Imagine a soccer game, with one team scoring three goals, all scored by the same player, from the same angle, out of the same mistakes of the other team’s defense players. This is what the elections battle looks like for the revolutionaries in Egypt.
Preliminary results of the presidential elections show a leading vote for the Muslim Brotherhood leader Mohammed Morsi, reaching the run offs against Mubarak’s ex PM Ahmed Shafiq. The largest Islamist movement is no longer seen as revolutionary since Mubarak’s ouster, as many viewing its politically-pragmatic tendencies as one of many obstacles facing the revolution, especially after the group’s silence against continued violations by the military junta across the past 16 months.
The Brotherhood’s reluctance to amend crucial legislative reforms after winning 47 percent of the parliament’s seats, as well as its dominance over the formation of the constituent assembly to draft the constitution all contributed to the decline of the popular support the group mobilized in the parliamentary elections.
Shafiq, who was the Minister of Civil Aviation for ten years during Mubarak’s time, was appointed as the prime minister after a cabinet reshuffle conducted by Mubarak during the Jan. 25 revolution. The former Mubarak official left office as revolutionaries protested demanding his ouster after only one month after Mubarak’s ouster
But as dark as the picture appears, three observations of electoral results can give us a bit of hope – hope that the picture could be brighter if the revolution was smarter.

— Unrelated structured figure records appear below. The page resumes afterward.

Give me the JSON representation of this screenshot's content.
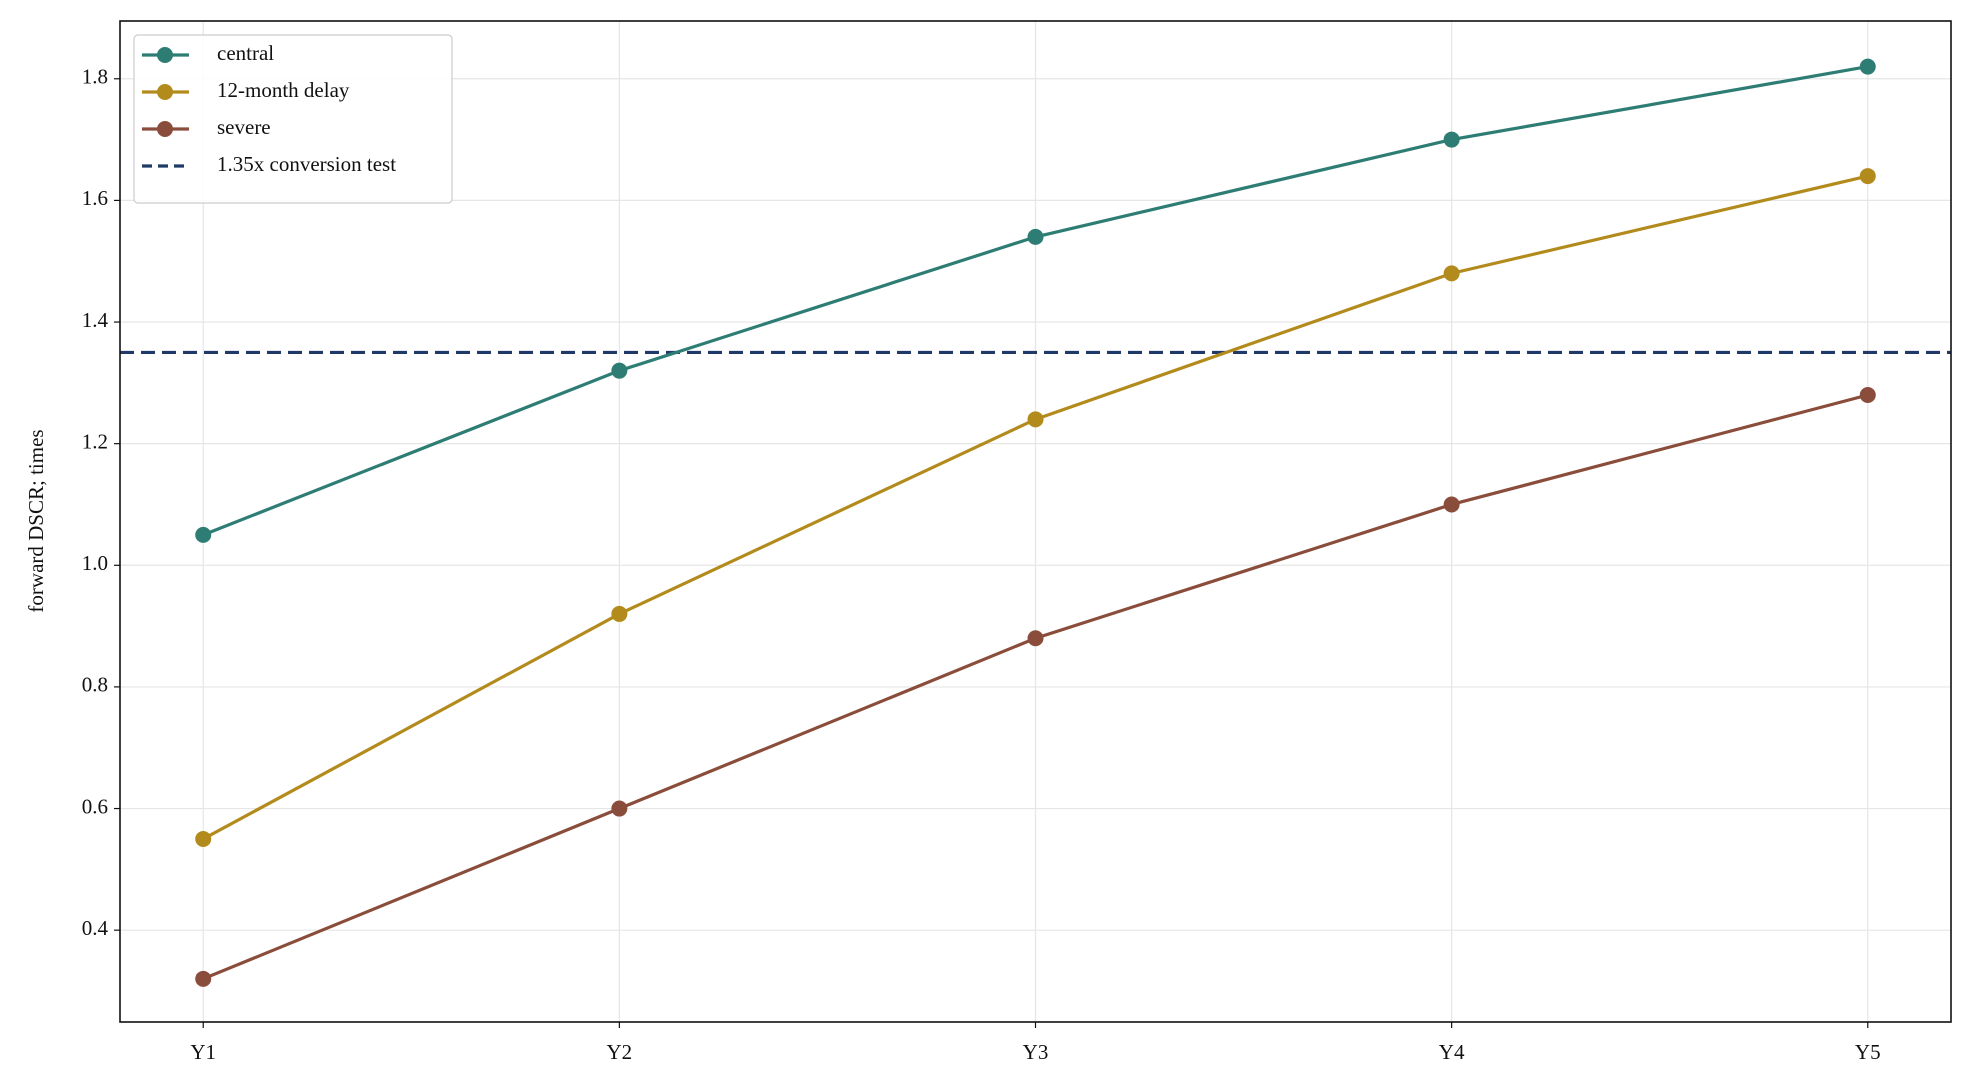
{
  "chart_data": {
    "type": "line",
    "y_label": "forward DSCR; times",
    "categories": [
      "Y1",
      "Y2",
      "Y3",
      "Y4",
      "Y5"
    ],
    "series": [
      {
        "name": "central",
        "color": "#2e7d74",
        "values": [
          1.05,
          1.32,
          1.54,
          1.7,
          1.82
        ]
      },
      {
        "name": "12-month delay",
        "color": "#b38b1d",
        "values": [
          0.55,
          0.92,
          1.24,
          1.48,
          1.64
        ]
      },
      {
        "name": "severe",
        "color": "#8b4d3b",
        "values": [
          0.32,
          0.6,
          0.88,
          1.1,
          1.28
        ]
      }
    ],
    "reference_line": {
      "name": "1.35x conversion test",
      "value": 1.35,
      "color": "#1f3a68"
    },
    "ylim": [
      0.249,
      1.895
    ],
    "yticks": [
      {
        "value": 0.4,
        "label": "0.4"
      },
      {
        "value": 0.6,
        "label": "0.6"
      },
      {
        "value": 0.8,
        "label": "0.8"
      },
      {
        "value": 1.0,
        "label": "1.0"
      },
      {
        "value": 1.2,
        "label": "1.2"
      },
      {
        "value": 1.4,
        "label": "1.4"
      },
      {
        "value": 1.6,
        "label": "1.6"
      },
      {
        "value": 1.8,
        "label": "1.8"
      }
    ],
    "grid": true,
    "legend": "upper-left"
  }
}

One: While both Morsi and Shafiq won almost 5 million votes each, the Nassirist candidate Hamdeen Sabahi, and moderate Islamist and ex Brotherhood member Abdel Moniem Abol Fotoh (both regarded as revolutionaries) managed to mobilize together a sum of 9 million votes.
Sabahi and Abol Fotoh were urged to form one front to represent the revolution with one of them as president and the other as vice, but the ego of each one of them was the reason why the revolution now has no voice in the run-offs. Had they formed the front, one of them would have faced Morsi in the run offs, leaving out the shame of having a remnant of Mubarak regime in the first run offs of presidential elections in Egypt.
Unity and organization were the key problems for the revolutionaries since the March referendum that led to catastrophic constitutional amendments and in the parliament elections, both were the two goals scored against the revolution and now the third was just scored.
Two: It’s obvious that the Brotherhood’s popularity seriously declined. 10 million voters supported the Islamist group in the parliament elections, in four months, the number of voters declined to half. After interviewing residents in the southern cities of Qena and Luxor, voters seemed to me disgruntled about the Brotherhood’s performance in the parliament, seeing no difference between them and Mubrak’s ruling party. Morsi’s attempts to unite the political forces in his side in his encounter against Shafiq are very telling. The Brotherhood lost support and sees itself in danger of facing Shafiq as president, as well as possibilities of dissolving the parliament as many lawsuits are filed in front of the Constitutional Court questioning the parliament’s legitimacy.
Three: The revolution has won! The total votes for Abol Fotoh and Sabahi indicate a huge inclination for the revolutionary idea, if the votes of Morsi are added; it’s a majority vote against the old regime. It is not the fault of the Egyptian people that the revolutionaries were not united, and it is not their fault that the Brotherhood was not wise enough to rally behind one revolutionary candidate instead of going back on their promises not to nominate a president, losing the trust of millions of Egyptian voters who voted for Shafiq instead.
The question today is thus: Can the revolution learn the lesson and win the coming soccer game?